Is a comma needed here:

I am seeking representation for my recent novel, A Better Song.


Yes, it is needed.

If something or someone is sufficiently identified, the description that follows is considered nonessential and should come after a comma.

In your sentence above, the starting phrase: "I am seeking representation for my recent novel" actually is a sufficient sentence, and what comes after is more of a description, that's why you use a comma between them.

Here is an example near to your case: Mark Twain's book, Tom Sawyer, is a delight.


It's not about looking more professional or what seems to be correct. Commas serve a specific grammatical purpose. You set off information in a sentence when the modifier is non-essential, meaning if there is a specific enough noun that the info modifies, then you set off the phrase, clause, or word. Titles and authors are essential; therefore, you do not need to set off either.

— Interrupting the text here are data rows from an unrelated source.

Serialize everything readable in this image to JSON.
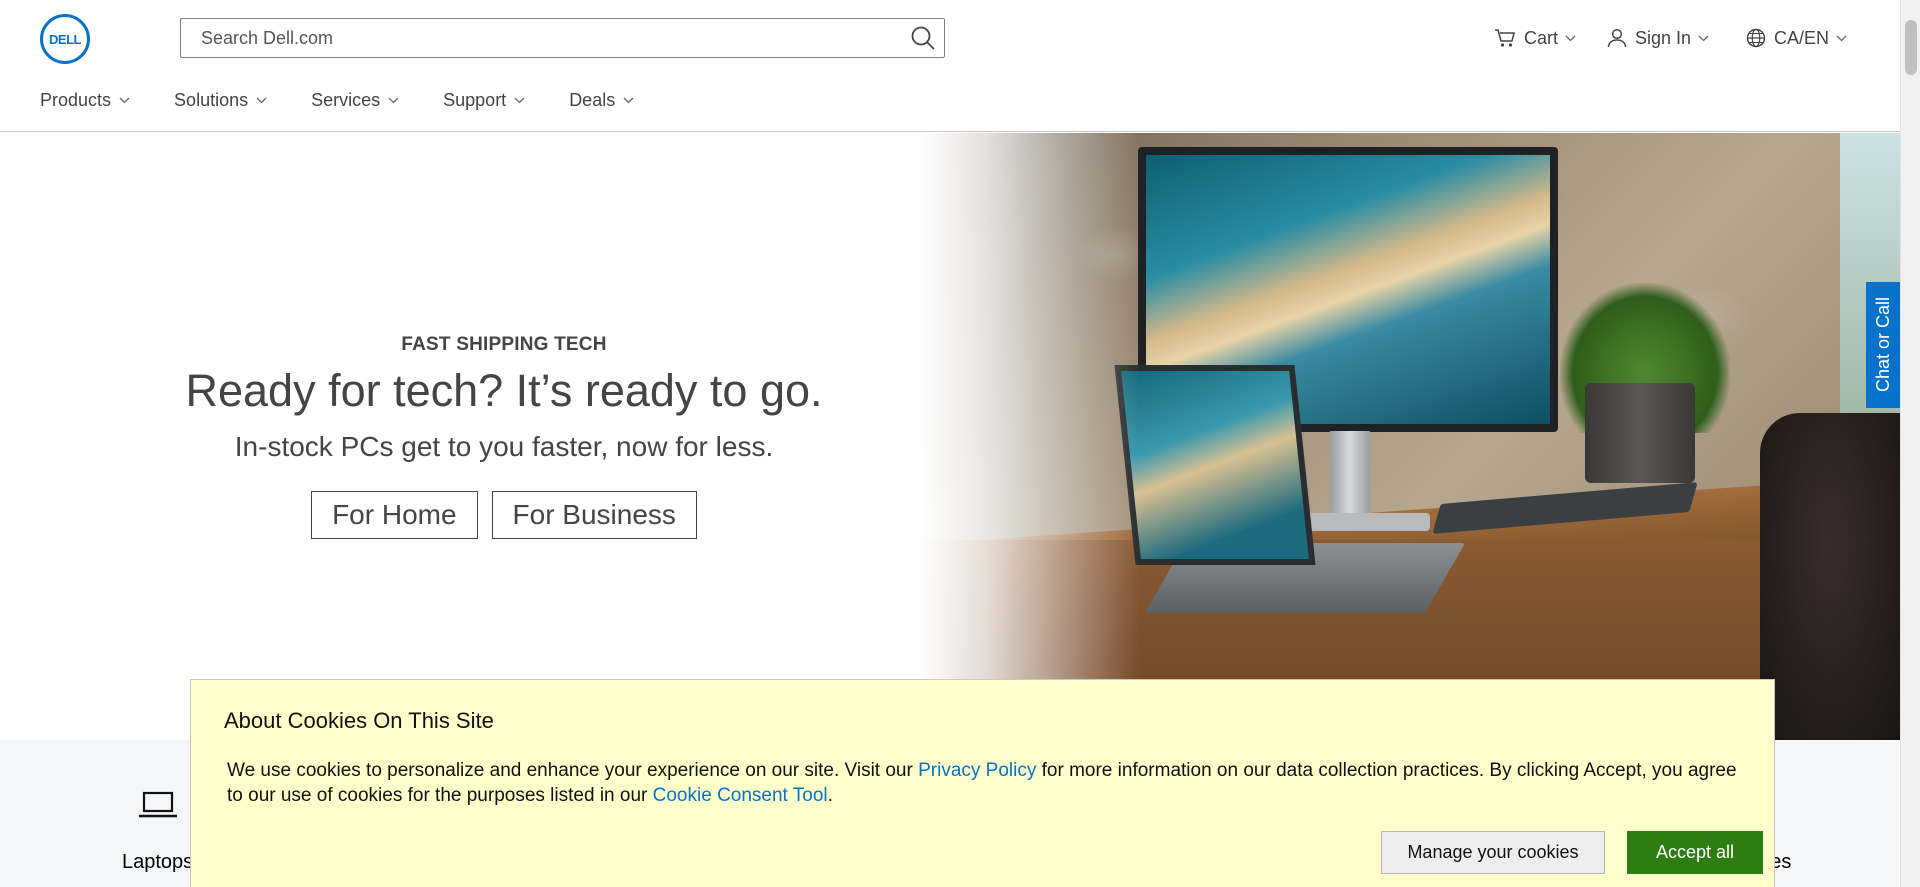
{
  "header": {
    "logo_text": "DELL",
    "search_placeholder": "Search Dell.com",
    "cart_label": "Cart",
    "signin_label": "Sign In",
    "locale_label": "CA/EN"
  },
  "nav": {
    "items": [
      {
        "label": "Products"
      },
      {
        "label": "Solutions"
      },
      {
        "label": "Services"
      },
      {
        "label": "Support"
      },
      {
        "label": "Deals"
      }
    ]
  },
  "hero": {
    "eyebrow": "FAST SHIPPING TECH",
    "headline": "Ready for tech? It’s ready to go.",
    "subhead": "In-stock PCs get to you faster, now for less.",
    "cta_home": "For Home",
    "cta_business": "For Business"
  },
  "chat_tab": {
    "label": "Chat or Call"
  },
  "categories": {
    "laptops_label": "Laptops",
    "accessories_label_visible": "ories"
  },
  "cookie_banner": {
    "title": "About Cookies On This Site",
    "text_1": "We use cookies to personalize and enhance your experience on our site. Visit our ",
    "link_privacy": "Privacy Policy",
    "text_2": " for more information on our data collection practices. By clicking Accept, you agree to our use of cookies for the purposes listed in our ",
    "link_consent": "Cookie Consent Tool",
    "text_3": ".",
    "manage_label": "Manage your cookies",
    "accept_label": "Accept all"
  },
  "colors": {
    "brand_blue": "#0672cb",
    "cookie_bg": "#ffffcc",
    "accept_green": "#2e7d12"
  }
}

The only time you need commas in the question of titles and authors is if that information is in an introductory prepositional phrase or part of some other grammatical situation that requires commas such as "In The Scarlet Letter by Nathanial Hawthorne, Hester Prynne suffers tremendously under the weight of her guilt and shame." You would not need commas in the sentence "The Scarlet Letter by Nathaniel Hawthorne illustrates Hester Prynne's strugggle to cope with her guilt and shame."

  • Note that "'The Scarlet Letter', by Nathianiel Hawthorne, illustrates...." is also correct.